The poll also found 47 percent of voters said they believe energy taxes would cause jobs to be lost, compared to the 15 percent who believe jobs will be created. The poll showed nearly identical results when respondents were asked about the impact on economic growth and that about 70 percent of voters disagreed with the notion that the taxes will reduce global warming. The poll does not attach dollar amounts to the proposals.

Enacting major legislation against a 70 percent headwind is something which simply isn’t done. It’s worth questioning whether it’s ever been done in the history of the country. But the poll went further:

The poll describes the Kerry-Lieberman bill by saying, “Senators who have written global warming legislation acknowledge new taxes on gasoline will lead to higher prices at the pump but they insist it is not a gasoline tax imposed on consumers.” It then asks voters if they agree or disagree that this amounts to a gasoline tax.

Sixty-three percent of voters did say they see the proposal as a tax, compared to 33 percent who do not. In a follow-up question, 61 percent said they are unwilling to pay any amount more in gasoline taxes in order to address global warming.

The poll also shows that 3 percent of voters picked global warming as the issue that “Congress and elected officials should address first,” and out of environmental issues, it trails support for boosting energy efficiency and reducing water pollution.

A 70 percent headwind on cap-and-trade and energy taxes. A 61 percent headwind on Card Check. A 67 percent headwind on a VAT tax. A 68 percent headwind on “comprehensive immigration reform.” None of the major pieces of Democrat legislation being bandied about as potential fodder for a lame-duck session have even marginal support among the public at large. The idea that all or any significant portion of them would be jammed down our throats along the same lines as Obamacare – the repeal of which is still desired by 60 percent of the country – is one which represents something new.

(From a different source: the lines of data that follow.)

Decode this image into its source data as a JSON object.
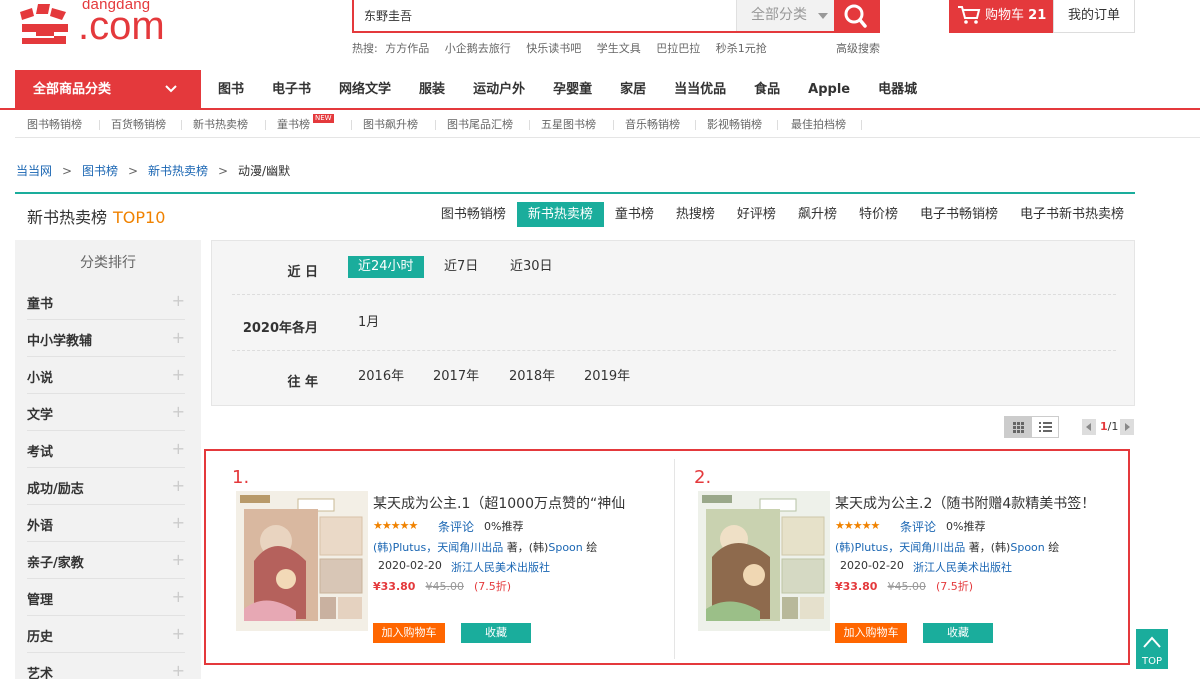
{
  "header": {
    "logo_small": "dangdang",
    "logo_big": ".com",
    "search_value": "东野圭吾",
    "search_category": "全部分类",
    "hot_label": "热搜:",
    "hot_items": [
      "方方作品",
      "小企鹅去旅行",
      "快乐读书吧",
      "学生文具",
      "巴拉巴拉",
      "秒杀1元抢"
    ],
    "advanced_search": "高级搜索",
    "cart_label": "购物车",
    "cart_count": "21",
    "my_orders": "我的订单"
  },
  "nav": {
    "all_categories": "全部商品分类",
    "items": [
      "图书",
      "电子书",
      "网络文学",
      "服装",
      "运动户外",
      "孕婴童",
      "家居",
      "当当优品",
      "食品",
      "Apple",
      "电器城"
    ]
  },
  "subnav": {
    "items": [
      "图书畅销榜",
      "百货畅销榜",
      "新书热卖榜",
      "童书榜",
      "图书飙升榜",
      "图书尾品汇榜",
      "五星图书榜",
      "音乐畅销榜",
      "影视畅销榜",
      "最佳拍档榜"
    ],
    "new_badge": "NEW"
  },
  "breadcrumb": {
    "items": [
      "当当网",
      "图书榜",
      "新书热卖榜"
    ],
    "current": "动漫/幽默"
  },
  "rank": {
    "title": "新书热卖榜",
    "top": "TOP10",
    "tabs": [
      "图书畅销榜",
      "新书热卖榜",
      "童书榜",
      "热搜榜",
      "好评榜",
      "飙升榜",
      "特价榜",
      "电子书畅销榜",
      "电子书新书热卖榜"
    ],
    "active_tab": 1
  },
  "sidebar": {
    "title": "分类排行",
    "items": [
      "童书",
      "中小学教辅",
      "小说",
      "文学",
      "考试",
      "成功/励志",
      "外语",
      "亲子/家教",
      "管理",
      "历史",
      "艺术"
    ]
  },
  "filter": {
    "recent_label": "近 日",
    "recent_options": [
      "近24小时",
      "近7日",
      "近30日"
    ],
    "month_label": "2020年各月",
    "month_options": [
      "1月"
    ],
    "year_label": "往 年",
    "year_options": [
      "2016年",
      "2017年",
      "2018年",
      "2019年"
    ]
  },
  "pager": {
    "current": "1",
    "total": "/1"
  },
  "products": [
    {
      "rank": "1.",
      "title": "某天成为公主.1（超1000万点赞的“神仙",
      "stars": "★★★★★",
      "rating": 5,
      "reviews": "条评论",
      "recommend": "0%推荐",
      "author_main": "(韩)Plutus，天闻角川出品",
      "author_mid": " 著，(韩)",
      "illustrator": "Spoon",
      "author_end": " 绘",
      "date": "2020-02-20",
      "publisher": "浙江人民美术出版社",
      "price": "¥33.80",
      "old_price": "¥45.00",
      "discount": "(7.5折)",
      "add_cart": "加入购物车",
      "favorite": "收藏"
    },
    {
      "rank": "2.",
      "title": "某天成为公主.2（随书附赠4款精美书签！",
      "stars": "★★★★★",
      "rating": 5,
      "reviews": "条评论",
      "recommend": "0%推荐",
      "author_main": "(韩)Plutus，天闻角川出品",
      "author_mid": " 著，(韩)",
      "illustrator": "Spoon",
      "author_end": " 绘",
      "date": "2020-02-20",
      "publisher": "浙江人民美术出版社",
      "price": "¥33.80",
      "old_price": "¥45.00",
      "discount": "(7.5折)",
      "add_cart": "加入购物车",
      "favorite": "收藏"
    }
  ],
  "top_button": "TOP",
  "colors": {
    "brand_red": "#e4393c",
    "teal": "#1aad9c",
    "orange": "#ff6600",
    "link_blue": "#1a66b3"
  }
}
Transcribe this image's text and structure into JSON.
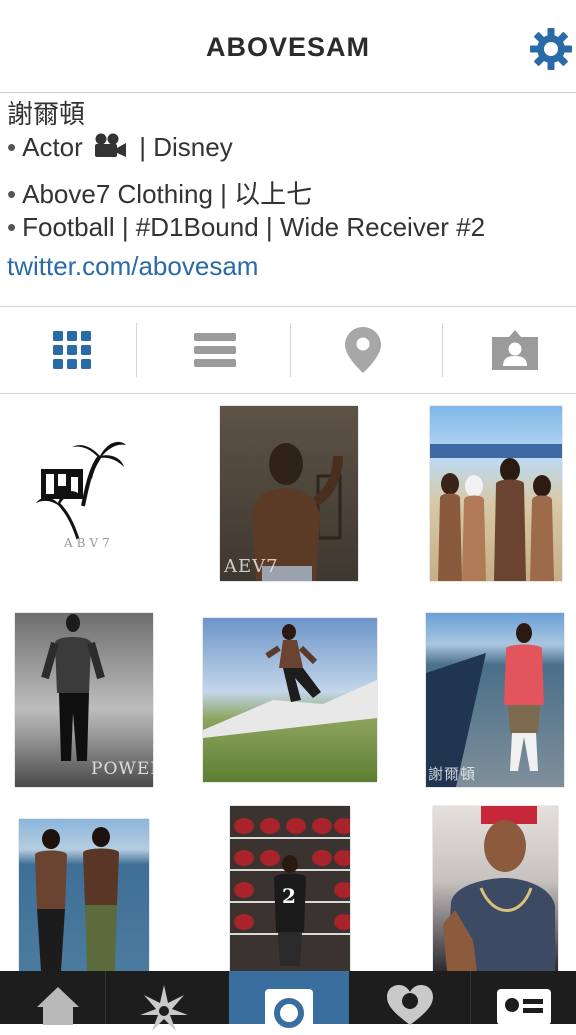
{
  "header": {
    "title": "ABOVESAM"
  },
  "bio": {
    "name": "謝爾頓",
    "bullet": "•",
    "line1_a": "Actor",
    "line1_b": "| Disney",
    "line2": "Above7 Clothing | 以上七",
    "line3": "Football | #D1Bound | Wide Receiver #2",
    "link": "twitter.com/abovesam"
  },
  "tabs": [
    {
      "icon": "grid-icon",
      "active": true
    },
    {
      "icon": "list-icon",
      "active": false
    },
    {
      "icon": "location-pin-icon",
      "active": false
    },
    {
      "icon": "tagged-person-icon",
      "active": false
    }
  ],
  "photos": {
    "p1_caption": "ABV7",
    "p2_caption": "AEV7",
    "p4_caption": "POWER",
    "p6_caption": "謝爾頓",
    "p8_jersey": "2"
  },
  "bottom_nav": [
    {
      "icon": "home-icon"
    },
    {
      "icon": "explore-star-icon"
    },
    {
      "icon": "camera-icon",
      "active": true
    },
    {
      "icon": "heart-icon"
    },
    {
      "icon": "profile-card-icon"
    }
  ],
  "colors": {
    "accent": "#2a6aa6",
    "nav_bg": "#1d1d1d",
    "nav_active": "#3a6e9f"
  }
}
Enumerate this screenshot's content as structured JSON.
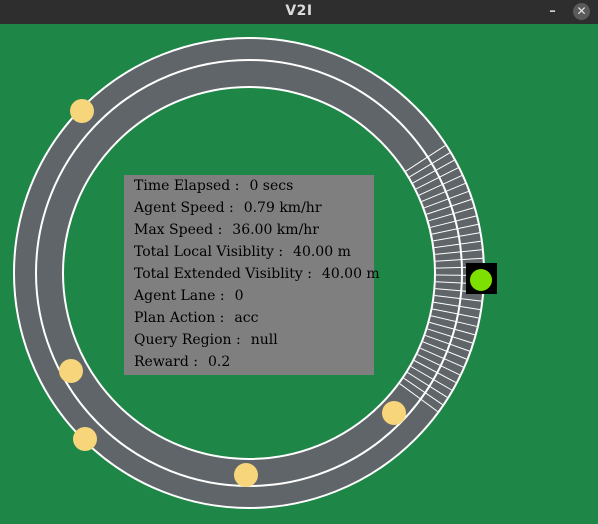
{
  "window": {
    "title": "V2I",
    "minimize_glyph": "–",
    "close_glyph": "✕"
  },
  "colors": {
    "grass": "#1e8647",
    "road": "#5f6568",
    "lane_line": "#ffffff",
    "vehicle": "#f7d57a",
    "agent": "#7ee000",
    "agent_box": "#000000",
    "panel": "#7f7f7f"
  },
  "info": [
    {
      "label": "Time Elapsed :",
      "value": "0 secs"
    },
    {
      "label": "Agent Speed :",
      "value": "0.79 km/hr"
    },
    {
      "label": "Max Speed :",
      "value": "36.00 km/hr"
    },
    {
      "label": "Total Local Visiblity :",
      "value": "40.00 m"
    },
    {
      "label": "Total Extended Visiblity :",
      "value": "40.00 m"
    },
    {
      "label": "Agent Lane :",
      "value": "0"
    },
    {
      "label": "Plan Action :",
      "value": "acc"
    },
    {
      "label": "Query Region :",
      "value": "null"
    },
    {
      "label": "Reward :",
      "value": "0.2"
    }
  ],
  "vehicle_count": 5
}
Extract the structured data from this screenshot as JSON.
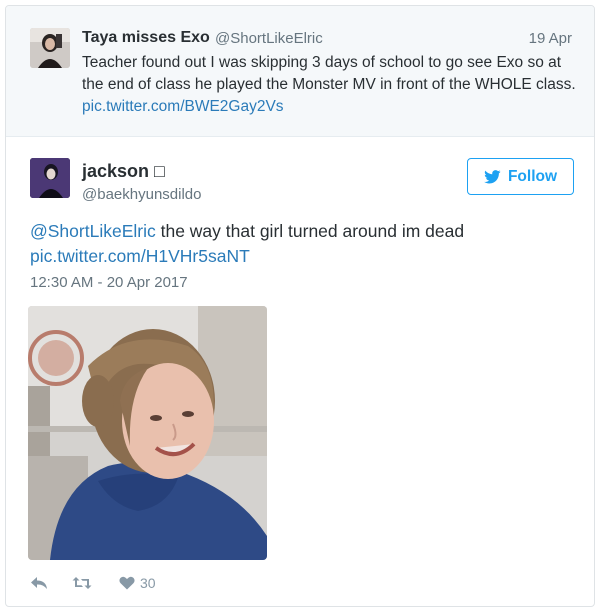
{
  "quoted": {
    "name": "Taya misses Exo",
    "handle": "@ShortLikeElric",
    "date": "19 Apr",
    "text": "Teacher found out I was skipping 3 days of school to go see Exo so at the end of class he played the Monster MV in front of the WHOLE class. ",
    "link": "pic.twitter.com/BWE2Gay2Vs"
  },
  "tweet": {
    "name": "jackson □",
    "handle": "@baekhyunsdildo",
    "follow_label": "Follow",
    "mention": "@ShortLikeElric",
    "text": " the way that girl turned around im dead",
    "link": "pic.twitter.com/H1VHr5saNT",
    "timestamp": "12:30 AM - 20 Apr 2017",
    "like_count": "30"
  },
  "colors": {
    "link": "#2b7bb9",
    "follow": "#1da1f2",
    "muted": "#66757f",
    "icon": "#8899a6"
  },
  "icons": [
    "bird-icon",
    "reply-icon",
    "retweet-icon",
    "heart-icon"
  ]
}
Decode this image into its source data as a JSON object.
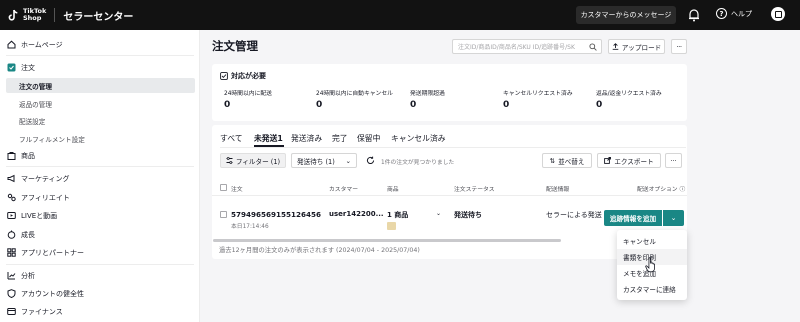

What will be the effect of such tactics? What will they do to the concepts of representative government and civil discourse? That’s unknown. What is also unknown is whether the Democrat Party would be able to survive as a viable national entity in the wake of such shenanigans, particularly considering that its lone remaining standard-bearer is an increasingly unpopular president whose effectiveness even with an aggressive Democrat majority for the past 18 months has been questionable at best.

Democrats concerned about the future of their party – not to mention the nation as a whole – might want to consider the implications of abusing the coming lame-duck session.